Siatkarze AZS WSPol. pomału przyzwyczajają swoich kibiców do tego, że są drużyną preferującą prawo serii. Po trzech przegranych meczach na początku sezonu przyszło kolejnych pięć zwycięstw, potem znów były trzy przegrane. Dwa ostatnie mecze przyniosły akademikom zwycięstwa i kibice wierzą, że obecna passa nie odwróci się prędko.

14. kolejka

AZS WSPol. Szczytno - CHEMIK Bydgoszcz 3:1 (23,-20, 19, 22)

AZS WSPol.: Polechoński, Główczyński, Szabelski, Kurian, Alancewicz, Kempisty, Andrzejewski (libero) oraz Wiśniewski i Dynkowski

Z dużymi obawami przystępowali gospodarze do meczu z CHEMIKIEM. Powód - w pierwszej rundzie zostali wręcz rozbici przez swoich rywali w Bydgoszczy, doznając najbardziej dotkliwej porażki w dotychczasowych występach w Serii B. Początek sobotniego spotkania w Szczytnie należał jednak do miejscowych. Dzięki m.in. celnym zagrywkom Szabelskiego i Alancewicza prowadzili już 10:6, a następnie 12:8. Błędy w przyjęciu zagrywki spowodowały, że wkrótce to ich rywale prowadzili 16:15. W wyrównanej końcówce więcej zimnej krwi zachowali gospodarze. Decydujący punkt dała im autowa zagrywka CHEMIKA.

Drugi set stał już na niższym poziomie. Zawodnicy obu drużyn prześcigali się w błędach, miejscowi popełniali ich więcej, szczególnie szwankowała zagrywka i jej przyjęcie. Na szczęście w kolejnych partiach było już lepiej. U miejscowych zaczął funkcjonować blok.
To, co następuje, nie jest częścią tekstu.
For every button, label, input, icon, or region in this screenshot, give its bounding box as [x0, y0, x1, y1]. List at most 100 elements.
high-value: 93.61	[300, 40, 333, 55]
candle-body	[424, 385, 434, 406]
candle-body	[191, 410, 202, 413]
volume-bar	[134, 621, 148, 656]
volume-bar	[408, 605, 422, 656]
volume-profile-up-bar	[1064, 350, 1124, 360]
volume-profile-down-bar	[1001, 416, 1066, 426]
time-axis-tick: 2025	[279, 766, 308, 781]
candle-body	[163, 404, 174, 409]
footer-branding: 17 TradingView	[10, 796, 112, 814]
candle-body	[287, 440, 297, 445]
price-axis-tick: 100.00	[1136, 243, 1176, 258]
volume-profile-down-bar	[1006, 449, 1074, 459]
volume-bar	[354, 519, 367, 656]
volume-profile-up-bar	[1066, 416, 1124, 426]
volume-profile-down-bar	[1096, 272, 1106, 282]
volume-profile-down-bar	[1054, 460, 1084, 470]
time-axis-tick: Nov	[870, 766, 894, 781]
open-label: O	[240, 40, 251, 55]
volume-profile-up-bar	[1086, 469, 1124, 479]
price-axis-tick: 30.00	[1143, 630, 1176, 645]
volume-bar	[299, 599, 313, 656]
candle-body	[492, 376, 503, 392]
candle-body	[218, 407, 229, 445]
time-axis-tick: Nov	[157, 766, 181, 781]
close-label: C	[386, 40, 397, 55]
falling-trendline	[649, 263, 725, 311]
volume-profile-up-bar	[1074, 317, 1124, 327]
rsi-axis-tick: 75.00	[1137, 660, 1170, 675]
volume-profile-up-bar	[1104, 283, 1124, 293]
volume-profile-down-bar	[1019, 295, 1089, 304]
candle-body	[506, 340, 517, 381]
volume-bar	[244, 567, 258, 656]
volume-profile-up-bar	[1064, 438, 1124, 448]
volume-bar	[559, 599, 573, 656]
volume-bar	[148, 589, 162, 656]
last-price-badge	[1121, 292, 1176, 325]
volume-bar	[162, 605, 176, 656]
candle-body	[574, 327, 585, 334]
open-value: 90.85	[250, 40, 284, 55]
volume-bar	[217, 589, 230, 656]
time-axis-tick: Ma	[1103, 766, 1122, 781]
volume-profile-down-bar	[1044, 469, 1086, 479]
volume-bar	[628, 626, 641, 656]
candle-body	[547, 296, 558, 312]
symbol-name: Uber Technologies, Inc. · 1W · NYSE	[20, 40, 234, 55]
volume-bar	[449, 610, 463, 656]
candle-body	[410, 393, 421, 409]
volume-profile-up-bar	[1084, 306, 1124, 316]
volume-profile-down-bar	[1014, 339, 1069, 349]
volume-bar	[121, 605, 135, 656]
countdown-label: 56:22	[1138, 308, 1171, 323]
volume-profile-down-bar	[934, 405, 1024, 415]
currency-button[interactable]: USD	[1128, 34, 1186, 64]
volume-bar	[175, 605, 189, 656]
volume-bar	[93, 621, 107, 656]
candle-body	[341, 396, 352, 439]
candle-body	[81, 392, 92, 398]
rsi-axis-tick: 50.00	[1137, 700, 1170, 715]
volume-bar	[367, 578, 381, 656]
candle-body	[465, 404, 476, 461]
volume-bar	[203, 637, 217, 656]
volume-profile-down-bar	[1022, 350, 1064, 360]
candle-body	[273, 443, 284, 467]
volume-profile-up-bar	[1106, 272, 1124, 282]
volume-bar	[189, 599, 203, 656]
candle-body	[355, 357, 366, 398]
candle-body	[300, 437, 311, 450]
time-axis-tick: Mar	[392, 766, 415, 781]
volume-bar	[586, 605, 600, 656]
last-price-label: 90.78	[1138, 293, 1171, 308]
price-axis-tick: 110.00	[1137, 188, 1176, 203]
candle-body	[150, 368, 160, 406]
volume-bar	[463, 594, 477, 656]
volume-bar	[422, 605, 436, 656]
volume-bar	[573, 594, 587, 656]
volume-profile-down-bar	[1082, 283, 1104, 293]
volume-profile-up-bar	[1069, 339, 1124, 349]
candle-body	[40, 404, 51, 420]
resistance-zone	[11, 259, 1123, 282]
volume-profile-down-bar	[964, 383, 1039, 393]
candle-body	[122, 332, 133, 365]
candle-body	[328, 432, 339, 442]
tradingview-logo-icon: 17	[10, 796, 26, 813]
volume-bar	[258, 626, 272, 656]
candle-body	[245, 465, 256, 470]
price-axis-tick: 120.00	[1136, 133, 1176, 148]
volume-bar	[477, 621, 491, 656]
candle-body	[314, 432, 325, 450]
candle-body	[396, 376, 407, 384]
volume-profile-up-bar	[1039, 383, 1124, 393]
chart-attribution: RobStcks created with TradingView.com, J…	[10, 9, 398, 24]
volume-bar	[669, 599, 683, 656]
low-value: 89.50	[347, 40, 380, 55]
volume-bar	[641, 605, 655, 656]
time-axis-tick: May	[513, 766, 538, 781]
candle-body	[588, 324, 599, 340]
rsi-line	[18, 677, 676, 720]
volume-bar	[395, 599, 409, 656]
Trzeba jednak przyznać, że zadanie ułatwiali im rywale popełniając sporo błędów, zwłaszcza przy zagrywce.

Po raz drugi z rzędu drużyna AZS WSPol. zagrała bez Arkadiusza Wiśniewskiego.

- Ze względów zawodowych nie dojechałem na mecz ze STOLARKĄ, a w siatkówce obowiązuje zasada, że zwycięskiego składu się nie zmienia - mówi środkowy AZS WSPol. - Dziś moi koledzy znów wygrali, a to znaczy, że dalej grać będą beze mnie. Z jednej strony jest to przykre, z drugiej cieszę się, że powoli mogę się już przygotowywać do opuszczenia drużyny. Okazuje się, że obecność rutyniarza nie jest konieczna, może tylko czasami. I o to chodzi. Widać, że zespół dojrzewa. Bardziej jesteśmy ze sobą zżyci i lepiej się rozumiemy. Dziś bardzo mi się podobał Przemek Polechoński - mądrze prowadzący grę, Paweł Szabelski - dobrze sobie radzący w bloku i ataku oraz libero Andrzejewski - niemal bezbłędnie przyjmujący przez cały mecz.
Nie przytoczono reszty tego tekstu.